Dentro de un mes, la noche del diez de noviembre, cuando se vacíen las urnas, los dos partidos del viejo sistema del turnismo -el PSOE y el PP- volverán probablemente a sumar entre ambos el 50 por ciento de los votos, o se quedarán muy cerca. Quienes vaticinaron la desaparición del bipartidismo en España van a quedarse bastante descolocados: el nuestro es un país de izquierdas y derechas, un país instalado desde la noche de los tiempos en la división y el enfrentamiento político. La gran recesión de 2008 provocó una extraordinaria desafección hacia los partidos a los que se consideraba responsables de un estado de cosas indeseable, dio alas primero a un populismo de izquierdas, surgido de las movilizaciones antisistema de esos años, que fue rápidamente contestado por un partido moderado que nació con vocación centrista -aunque la perdió a la primera de cambio para enfrentarse al PP por el espacio conservador-. Luego, ante los excesos del populismo de izquierdas y del nacionalismo catalán, la derecha pura y dura de este país decidió reorganizarse en una oferta de filiación retrograda y filofranquista. La derrota del PSOE en Andalucía, en un acuerdo suscrito por los tres partidos conservadores -PP, Ciudadanos y Vox- fue hábilmente inflada por los socialistas, que lograron meter el miedo en el cuerpo a sus electores, movilizando miles de votos para la recuperación de un PSOE crecido y creído. Volvió a funcionar de nuevo la vieja ley del péndulo, y Pedro Sánchez recuperó el papel protagonista que había logrado con la moción de censura. Fue el primer avance de los partidos del turnismo desde el inicio de la crisis. Ahora, lo razonable sería esperar que ese avance se consolide, pero al PSOE le ha salido -inesperadamente- un rival que puede dividir el voto socialista y devorar las expectativas de crecimiento de Sánchez. Mala suerte, porque estas elecciones fueron convocadas por Sánchez para disparar la imagen de Sánchez como única opción posible de gobierno. Pero eso fue antes de que Errejón decidiera guiar a los suyos en una aventura incierta que -si sale bien- podría facilitar al PSOE los acuerdos necesarios para ganar la investidura, y si sale mal, impedir que una izquierda dividida sume.

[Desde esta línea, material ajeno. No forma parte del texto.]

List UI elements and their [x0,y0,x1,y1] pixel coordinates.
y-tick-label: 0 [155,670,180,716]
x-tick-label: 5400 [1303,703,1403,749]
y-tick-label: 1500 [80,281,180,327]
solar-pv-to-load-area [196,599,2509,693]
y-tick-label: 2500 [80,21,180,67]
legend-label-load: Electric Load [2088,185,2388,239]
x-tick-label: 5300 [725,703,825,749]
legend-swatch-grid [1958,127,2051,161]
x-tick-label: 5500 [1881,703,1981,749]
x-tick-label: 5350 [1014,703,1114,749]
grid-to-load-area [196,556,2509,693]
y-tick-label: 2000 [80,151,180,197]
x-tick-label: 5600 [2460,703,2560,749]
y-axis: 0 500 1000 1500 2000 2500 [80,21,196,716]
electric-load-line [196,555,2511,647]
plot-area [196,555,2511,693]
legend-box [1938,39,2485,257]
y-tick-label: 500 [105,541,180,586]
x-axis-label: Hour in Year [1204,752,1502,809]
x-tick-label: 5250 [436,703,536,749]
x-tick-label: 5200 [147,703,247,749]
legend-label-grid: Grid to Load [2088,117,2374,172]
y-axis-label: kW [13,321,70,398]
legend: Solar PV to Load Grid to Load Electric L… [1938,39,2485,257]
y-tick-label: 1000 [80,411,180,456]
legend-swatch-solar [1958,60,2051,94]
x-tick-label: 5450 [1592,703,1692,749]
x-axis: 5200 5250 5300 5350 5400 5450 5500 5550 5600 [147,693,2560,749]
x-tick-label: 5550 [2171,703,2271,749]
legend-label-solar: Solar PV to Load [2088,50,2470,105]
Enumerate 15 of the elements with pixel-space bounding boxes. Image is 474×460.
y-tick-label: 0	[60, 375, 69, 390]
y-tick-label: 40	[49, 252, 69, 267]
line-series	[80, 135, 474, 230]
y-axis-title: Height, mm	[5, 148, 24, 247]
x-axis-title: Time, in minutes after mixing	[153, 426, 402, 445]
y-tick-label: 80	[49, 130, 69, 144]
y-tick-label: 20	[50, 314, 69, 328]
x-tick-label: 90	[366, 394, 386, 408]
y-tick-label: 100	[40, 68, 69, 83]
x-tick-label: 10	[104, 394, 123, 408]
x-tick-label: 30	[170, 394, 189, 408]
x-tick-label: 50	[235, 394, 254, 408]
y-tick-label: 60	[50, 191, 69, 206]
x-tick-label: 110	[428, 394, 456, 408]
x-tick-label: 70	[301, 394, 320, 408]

En este estado de confusión, el PP lo tiene mejor: probablemente no se coloque siquiera cerca del PSOE, pero va a crecer mucho en campaña, gracias al hartazgo conservador con este bloqueo político que sólo favorece a los socialistas y ha convertido a Sánchez en un interino permanentemente en liza.

Queda por saber qué va a ocurrir con Podemos y Ciudadanos, dos partidos surgidos del rechazo a la vieja política, y que han envejecido a tal velocidad que ya no hay forma de diferenciarlos de los otros. Podemos se metió en una trampa de osos al aceptar el juego trilero del PSOE con los sillones. Ahora parecen los responsables de esta situación anómala en que la izquierda impide a la izquierda gobernar, y eso les pasara factura: Errejón les mermará sin duda algunos escaños. Y en cuanto a Ciudadanos, Rivera se ha disparado estúpidamente en el pie. Pudo haber cerrado un acuerdo con Sánchez, y asumir desde el poder o su cercanía un programa de corte moderado, que obligara a Sánchez a portarse con algo de sentido de Estado en Cataluña. Rivera eligió su perfil quinqui, y ahora está reandando hacia atrás un camino que nunca debió iniciar. Si escapa vivo de estas elecciones será un milagro.